While children sporting faux Off-White apparel might sound cute, Virgil Abloh certainly doesn't think so. Designs that are trademarked are alternating parallel lines and two intersecting dual-sided arrows. Brooklyn Lighthouse even went as far as printing "Off-White" on its clothing. The mini-hypebeast inspiration doesn't stop at Off-White. The lawsuit alleges that Brooklyn Lighthouse has been "offering for sale and/or selling products that infringe other well-known brands, including, but not limited to, Champion, Supreme and Gucci.”

When asked for comment, a spokesperson from Brooklyn Lighthouse simply wrote to FashionUnited, "We have no comment, please refrain from using images of children without their permission in any article."

Are streetwear brands really afraid of a few kids?

The lawsuit reads, "Particularly in light of Off-White's success, the Off-White Products and the reputation they have gained, Off-White and its Off-White Products have become targets for unscrupulous individuals and entities that wish to exploit the goodwill, reputation and fame that Off-White has amassed."

Off-White is basically alleging that Brooklyn Lighthouse, and perhaps future brands to come, is piggybacking on its success through marketing similar designs.

However, the common factor with trademark issues is that the complainant party believes that the defendant has prevented them from making sales, as consumers have bought the trademarked style from the defendant instead of the complainant. But Off-White doesn't currently produce childrenswear, so there is no way that Brooklyn Lighthouse could have taken sales from Off-White.

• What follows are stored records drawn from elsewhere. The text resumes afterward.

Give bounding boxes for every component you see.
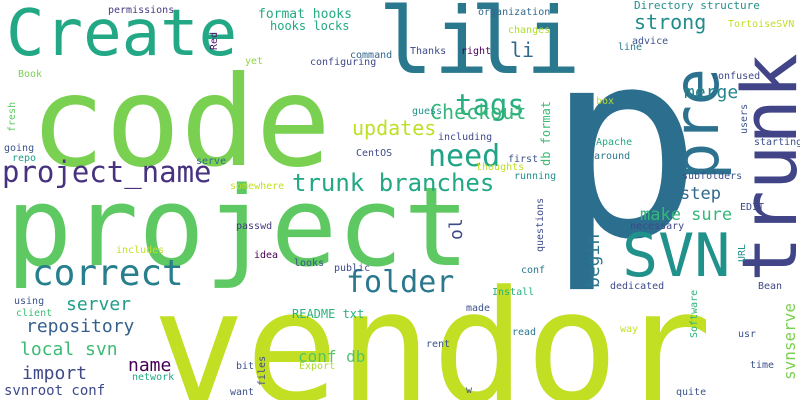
word-network: network: [132, 372, 175, 383]
word-folder: folder: [346, 265, 455, 300]
word-export: Export: [299, 361, 336, 372]
word-local-svn: local svn: [20, 339, 118, 360]
word-merge: merge: [684, 82, 739, 103]
word-server: server: [66, 294, 132, 315]
word-made: made: [466, 303, 491, 314]
word-bit: bit: [236, 361, 255, 372]
word-w: w: [466, 385, 473, 396]
word-somewhere: somewhere: [230, 181, 285, 192]
word-project: project: [6, 163, 470, 291]
word-rent: rent: [426, 339, 451, 350]
word-vendor: vendor: [152, 257, 712, 400]
word-install: Install: [492, 287, 535, 298]
word-questions: questions: [535, 197, 546, 252]
word-li-2: li: [470, 0, 581, 95]
word-advice: advice: [632, 36, 669, 47]
word-public: public: [334, 263, 371, 274]
word-trunk-branches: trunk branches: [292, 169, 495, 197]
word-name: name: [128, 355, 172, 376]
word-first: first: [508, 154, 539, 165]
word-li-3: li: [510, 38, 535, 62]
word-yet: yet: [245, 56, 264, 67]
word-fresh: fresh: [7, 101, 18, 132]
word-readme-txt: README txt: [292, 307, 365, 321]
word-organization: organization: [478, 7, 551, 18]
word-conf-db: conf db: [298, 347, 366, 366]
word-li-1: li: [378, 0, 489, 95]
word-configuring: configuring: [310, 57, 377, 68]
word-apache: Apache: [596, 137, 633, 148]
word-files: files: [257, 355, 268, 386]
word-around: around: [594, 151, 631, 162]
word-step: step: [680, 184, 721, 204]
word-going: going: [4, 143, 35, 154]
word-svnroot-conf: svnroot conf: [4, 383, 106, 399]
word-correct: correct: [32, 253, 184, 294]
word-create: Create: [6, 0, 238, 71]
word-bean: Bean: [758, 281, 783, 292]
word-url: URL: [737, 243, 748, 262]
word-confused: confused: [712, 71, 761, 82]
word-strong: strong: [634, 10, 707, 34]
word-read: read: [512, 327, 537, 338]
word-client: client: [16, 308, 53, 319]
word-permissions: permissions: [108, 5, 175, 16]
word-tags: tags: [455, 88, 525, 122]
word-using: using: [14, 296, 45, 307]
word-need: need: [428, 139, 501, 174]
word-checkout: Checkout: [430, 100, 527, 124]
word-code: code: [30, 50, 332, 195]
word-repository: repository: [26, 316, 135, 337]
word-serve: serve: [196, 156, 227, 167]
word-time: time: [750, 360, 775, 371]
word-repo: repo: [12, 153, 37, 164]
word-including: including: [438, 132, 493, 143]
word-thoughts: thoughts: [476, 162, 525, 173]
word-make-sure: make sure: [640, 205, 733, 225]
word-command: command: [350, 50, 393, 61]
word-format-hooks: format hooks: [258, 7, 352, 22]
word-updates: updates: [352, 116, 437, 140]
word-book: Book: [18, 69, 43, 80]
word-centos: CentOS: [356, 148, 393, 159]
word-tortoisesvn: TortoiseSVN: [728, 19, 795, 30]
word-subfolders: subfolders: [682, 171, 743, 182]
word-passwd: passwd: [236, 221, 273, 232]
word-box: box: [596, 96, 615, 107]
word-necessary: necessary: [630, 221, 685, 232]
word-right: right: [461, 46, 492, 57]
word-directory-structure: Directory structure: [634, 0, 760, 12]
word-usr: usr: [738, 329, 757, 340]
word-hooks-locks: hooks locks: [270, 19, 350, 33]
word-changes: changes: [508, 25, 551, 36]
word-software: Software: [689, 289, 700, 338]
word-quite: quite: [676, 387, 707, 398]
word-begin: begin: [583, 233, 604, 288]
word-project-name: project_name: [2, 155, 212, 189]
word-users: users: [739, 103, 750, 134]
word-import: import: [22, 363, 88, 384]
word-db-format: db format: [539, 100, 553, 166]
word-includes: includes: [116, 245, 165, 256]
word-starting: starting: [754, 137, 800, 148]
word-red: Red: [209, 31, 220, 50]
word-dedicated: dedicated: [610, 281, 665, 292]
word-conf: conf: [521, 265, 546, 276]
word-line: line: [618, 42, 643, 53]
word-guess: guess: [412, 106, 443, 117]
word-ol: ol: [446, 218, 467, 240]
word-edit: EDIT: [740, 202, 765, 213]
word-way: way: [620, 324, 639, 335]
word-running: running: [514, 171, 557, 182]
word-p: p: [546, 0, 703, 297]
word-svn: SVN: [622, 221, 731, 291]
word-idea: idea: [254, 250, 279, 261]
word-thanks: Thanks: [410, 46, 447, 57]
word-want: want: [230, 387, 255, 398]
word-looks: looks: [294, 258, 325, 269]
word-svnserve: svnserve: [780, 302, 799, 380]
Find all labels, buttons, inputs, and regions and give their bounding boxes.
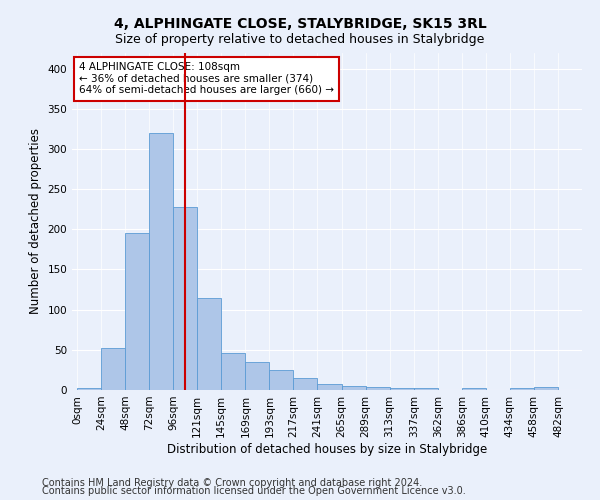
X-axis label: Distribution of detached houses by size in Stalybridge: Distribution of detached houses by size …: [167, 442, 487, 456]
Bar: [77, 388, 101, 390]
Bar: [197, 298, 221, 390]
Bar: [317, 384, 341, 390]
Bar: [510, 388, 534, 390]
Bar: [125, 232, 149, 390]
Text: Size of property relative to detached houses in Stalybridge: Size of property relative to detached ho…: [115, 32, 485, 46]
Bar: [221, 353, 245, 390]
Text: 4, ALPHINGATE CLOSE, STALYBRIDGE, SK15 3RL: 4, ALPHINGATE CLOSE, STALYBRIDGE, SK15 3…: [113, 18, 487, 32]
Text: Contains HM Land Registry data © Crown copyright and database right 2024.: Contains HM Land Registry data © Crown c…: [42, 478, 422, 488]
Bar: [245, 362, 269, 390]
Bar: [101, 348, 125, 390]
Bar: [173, 207, 197, 390]
Bar: [149, 133, 173, 390]
Bar: [462, 388, 486, 390]
Text: 4 ALPHINGATE CLOSE: 108sqm
← 36% of detached houses are smaller (374)
64% of sem: 4 ALPHINGATE CLOSE: 108sqm ← 36% of deta…: [79, 62, 334, 96]
Bar: [269, 370, 293, 390]
Bar: [534, 387, 558, 390]
Bar: [365, 387, 389, 390]
Bar: [341, 386, 365, 390]
Bar: [413, 388, 438, 390]
Y-axis label: Number of detached properties: Number of detached properties: [29, 128, 42, 314]
Bar: [293, 378, 317, 390]
Bar: [389, 388, 413, 390]
Text: Contains public sector information licensed under the Open Government Licence v3: Contains public sector information licen…: [42, 486, 466, 496]
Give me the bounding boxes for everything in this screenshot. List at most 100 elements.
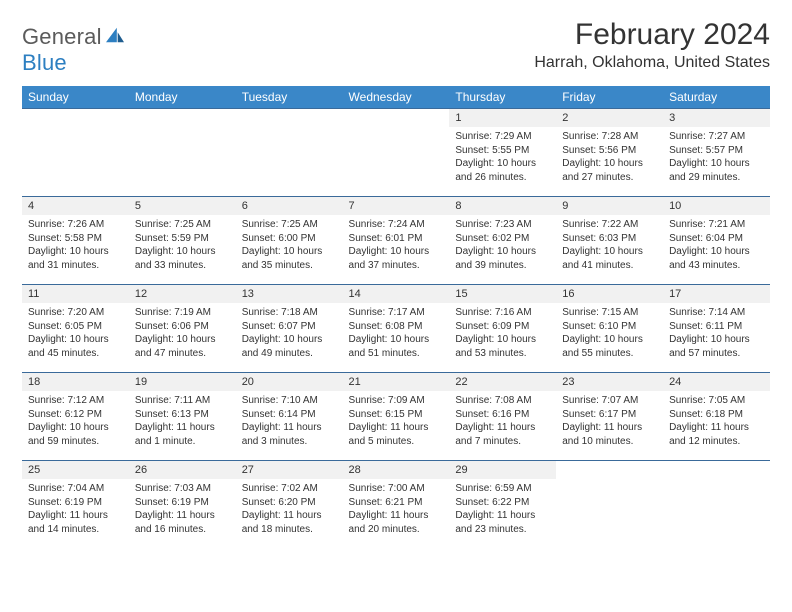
sunrise-text: Sunrise: 7:07 AM bbox=[562, 394, 657, 408]
sunset-text: Sunset: 6:05 PM bbox=[28, 320, 123, 334]
sunrise-text: Sunrise: 7:27 AM bbox=[669, 130, 764, 144]
calendar-day-cell bbox=[663, 461, 770, 549]
day-detail: Sunrise: 7:07 AMSunset: 6:17 PMDaylight:… bbox=[556, 391, 663, 452]
sunset-text: Sunset: 6:22 PM bbox=[455, 496, 550, 510]
sunset-text: Sunset: 6:20 PM bbox=[242, 496, 337, 510]
daylight-text: Daylight: 11 hours and 23 minutes. bbox=[455, 509, 550, 536]
calendar-day-cell: 20Sunrise: 7:10 AMSunset: 6:14 PMDayligh… bbox=[236, 373, 343, 461]
daylight-text: Daylight: 11 hours and 14 minutes. bbox=[28, 509, 123, 536]
day-number: 18 bbox=[22, 373, 129, 391]
day-detail: Sunrise: 7:03 AMSunset: 6:19 PMDaylight:… bbox=[129, 479, 236, 540]
sunset-text: Sunset: 6:14 PM bbox=[242, 408, 337, 422]
day-detail: Sunrise: 7:02 AMSunset: 6:20 PMDaylight:… bbox=[236, 479, 343, 540]
day-detail: Sunrise: 7:29 AMSunset: 5:55 PMDaylight:… bbox=[449, 127, 556, 188]
month-title: February 2024 bbox=[534, 18, 770, 52]
title-block: February 2024 Harrah, Oklahoma, United S… bbox=[534, 18, 770, 72]
daylight-text: Daylight: 11 hours and 10 minutes. bbox=[562, 421, 657, 448]
calendar-day-cell: 4 Sunrise: 7:26 AMSunset: 5:58 PMDaylight… bbox=[22, 197, 129, 285]
calendar-day-cell: 19Sunrise: 7:11 AMSunset: 6:13 PMDayligh… bbox=[129, 373, 236, 461]
calendar-day-cell: 5Sunrise: 7:25 AMSunset: 5:59 PMDaylight… bbox=[129, 197, 236, 285]
calendar-day-cell: 22Sunrise: 7:08 AMSunset: 6:16 PMDayligh… bbox=[449, 373, 556, 461]
day-detail: Sunrise: 7:08 AMSunset: 6:16 PMDaylight:… bbox=[449, 391, 556, 452]
weekday-header: Tuesday bbox=[236, 86, 343, 109]
day-detail: Sunrise: 7:04 AMSunset: 6:19 PMDaylight:… bbox=[22, 479, 129, 540]
sunrise-text: Sunrise: 7:11 AM bbox=[135, 394, 230, 408]
calendar-day-cell: 16Sunrise: 7:15 AMSunset: 6:10 PMDayligh… bbox=[556, 285, 663, 373]
sunset-text: Sunset: 5:57 PM bbox=[669, 144, 764, 158]
daylight-text: Daylight: 10 hours and 27 minutes. bbox=[562, 157, 657, 184]
daylight-text: Daylight: 10 hours and 33 minutes. bbox=[135, 245, 230, 272]
sunset-text: Sunset: 5:59 PM bbox=[135, 232, 230, 246]
sunrise-text: Sunrise: 7:19 AM bbox=[135, 306, 230, 320]
day-detail: Sunrise: 7:17 AMSunset: 6:08 PMDaylight:… bbox=[343, 303, 450, 364]
sunset-text: Sunset: 6:11 PM bbox=[669, 320, 764, 334]
calendar-day-cell: 9Sunrise: 7:22 AMSunset: 6:03 PMDaylight… bbox=[556, 197, 663, 285]
day-number: 29 bbox=[449, 461, 556, 479]
sunset-text: Sunset: 6:21 PM bbox=[349, 496, 444, 510]
daylight-text: Daylight: 10 hours and 31 minutes. bbox=[28, 245, 123, 272]
day-detail: Sunrise: 7:09 AMSunset: 6:15 PMDaylight:… bbox=[343, 391, 450, 452]
weekday-header: Thursday bbox=[449, 86, 556, 109]
sunrise-text: Sunrise: 7:28 AM bbox=[562, 130, 657, 144]
brand-word-1: General bbox=[22, 24, 102, 49]
sunrise-text: Sunrise: 7:18 AM bbox=[242, 306, 337, 320]
day-number: 1 bbox=[449, 109, 556, 127]
sunset-text: Sunset: 6:07 PM bbox=[242, 320, 337, 334]
sunrise-text: Sunrise: 7:23 AM bbox=[455, 218, 550, 232]
sunrise-text: Sunrise: 7:26 AM bbox=[28, 218, 123, 232]
day-number: 25 bbox=[22, 461, 129, 479]
sunset-text: Sunset: 6:16 PM bbox=[455, 408, 550, 422]
daylight-text: Daylight: 11 hours and 16 minutes. bbox=[135, 509, 230, 536]
sunset-text: Sunset: 6:12 PM bbox=[28, 408, 123, 422]
weekday-header-row: Sunday Monday Tuesday Wednesday Thursday… bbox=[22, 86, 770, 109]
day-detail: Sunrise: 7:12 AMSunset: 6:12 PMDaylight:… bbox=[22, 391, 129, 452]
sunrise-text: Sunrise: 7:14 AM bbox=[669, 306, 764, 320]
logo-text-block: General Blue bbox=[22, 24, 126, 76]
calendar-day-cell bbox=[343, 109, 450, 197]
daylight-text: Daylight: 11 hours and 1 minute. bbox=[135, 421, 230, 448]
day-number: 5 bbox=[129, 197, 236, 215]
sunset-text: Sunset: 6:01 PM bbox=[349, 232, 444, 246]
calendar-page: General Blue February 2024 Harrah, Oklah… bbox=[0, 0, 792, 567]
daylight-text: Daylight: 11 hours and 20 minutes. bbox=[349, 509, 444, 536]
calendar-day-cell: 12Sunrise: 7:19 AMSunset: 6:06 PMDayligh… bbox=[129, 285, 236, 373]
calendar-day-cell: 15Sunrise: 7:16 AMSunset: 6:09 PMDayligh… bbox=[449, 285, 556, 373]
calendar-day-cell: 26Sunrise: 7:03 AMSunset: 6:19 PMDayligh… bbox=[129, 461, 236, 549]
day-detail: Sunrise: 7:00 AMSunset: 6:21 PMDaylight:… bbox=[343, 479, 450, 540]
sunset-text: Sunset: 6:19 PM bbox=[28, 496, 123, 510]
sunset-text: Sunset: 5:58 PM bbox=[28, 232, 123, 246]
calendar-day-cell: 1Sunrise: 7:29 AMSunset: 5:55 PMDaylight… bbox=[449, 109, 556, 197]
page-header: General Blue February 2024 Harrah, Oklah… bbox=[22, 18, 770, 76]
calendar-day-cell: 27Sunrise: 7:02 AMSunset: 6:20 PMDayligh… bbox=[236, 461, 343, 549]
sunset-text: Sunset: 6:10 PM bbox=[562, 320, 657, 334]
day-number: 11 bbox=[22, 285, 129, 303]
calendar-week-row: 25Sunrise: 7:04 AMSunset: 6:19 PMDayligh… bbox=[22, 461, 770, 549]
calendar-day-cell: 17Sunrise: 7:14 AMSunset: 6:11 PMDayligh… bbox=[663, 285, 770, 373]
day-number: 8 bbox=[449, 197, 556, 215]
daylight-text: Daylight: 11 hours and 3 minutes. bbox=[242, 421, 337, 448]
calendar-day-cell bbox=[129, 109, 236, 197]
calendar-day-cell: 2Sunrise: 7:28 AMSunset: 5:56 PMDaylight… bbox=[556, 109, 663, 197]
calendar-day-cell: 25Sunrise: 7:04 AMSunset: 6:19 PMDayligh… bbox=[22, 461, 129, 549]
day-detail: Sunrise: 7:28 AMSunset: 5:56 PMDaylight:… bbox=[556, 127, 663, 188]
day-number: 4 bbox=[22, 197, 129, 215]
day-detail: Sunrise: 7:05 AMSunset: 6:18 PMDaylight:… bbox=[663, 391, 770, 452]
calendar-day-cell: 28Sunrise: 7:00 AMSunset: 6:21 PMDayligh… bbox=[343, 461, 450, 549]
sunrise-text: Sunrise: 6:59 AM bbox=[455, 482, 550, 496]
sunrise-text: Sunrise: 7:29 AM bbox=[455, 130, 550, 144]
sunrise-text: Sunrise: 7:16 AM bbox=[455, 306, 550, 320]
day-detail: Sunrise: 7:27 AMSunset: 5:57 PMDaylight:… bbox=[663, 127, 770, 188]
calendar-day-cell: 24Sunrise: 7:05 AMSunset: 6:18 PMDayligh… bbox=[663, 373, 770, 461]
day-number: 15 bbox=[449, 285, 556, 303]
sunset-text: Sunset: 6:03 PM bbox=[562, 232, 657, 246]
day-number: 9 bbox=[556, 197, 663, 215]
sunset-text: Sunset: 6:18 PM bbox=[669, 408, 764, 422]
day-number: 14 bbox=[343, 285, 450, 303]
day-number: 21 bbox=[343, 373, 450, 391]
day-number: 26 bbox=[129, 461, 236, 479]
calendar-day-cell bbox=[556, 461, 663, 549]
day-detail: Sunrise: 7:24 AMSunset: 6:01 PMDaylight:… bbox=[343, 215, 450, 276]
sunset-text: Sunset: 6:02 PM bbox=[455, 232, 550, 246]
sunrise-text: Sunrise: 7:09 AM bbox=[349, 394, 444, 408]
calendar-day-cell: 18Sunrise: 7:12 AMSunset: 6:12 PMDayligh… bbox=[22, 373, 129, 461]
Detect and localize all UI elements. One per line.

Off-White seems to be more concerned with its exclusivity than anything else. When a pair of polyamide track pants holds a regular retail price of 655 dollars on the Off-White site, yet a similar pair sold on Amazon costs 26 dollars, it is clear that the the brand plans its pricing to select a specific clientele. If kids are wearing clothes that look like Off-White designs, would that make Off-White's clothing lose its value?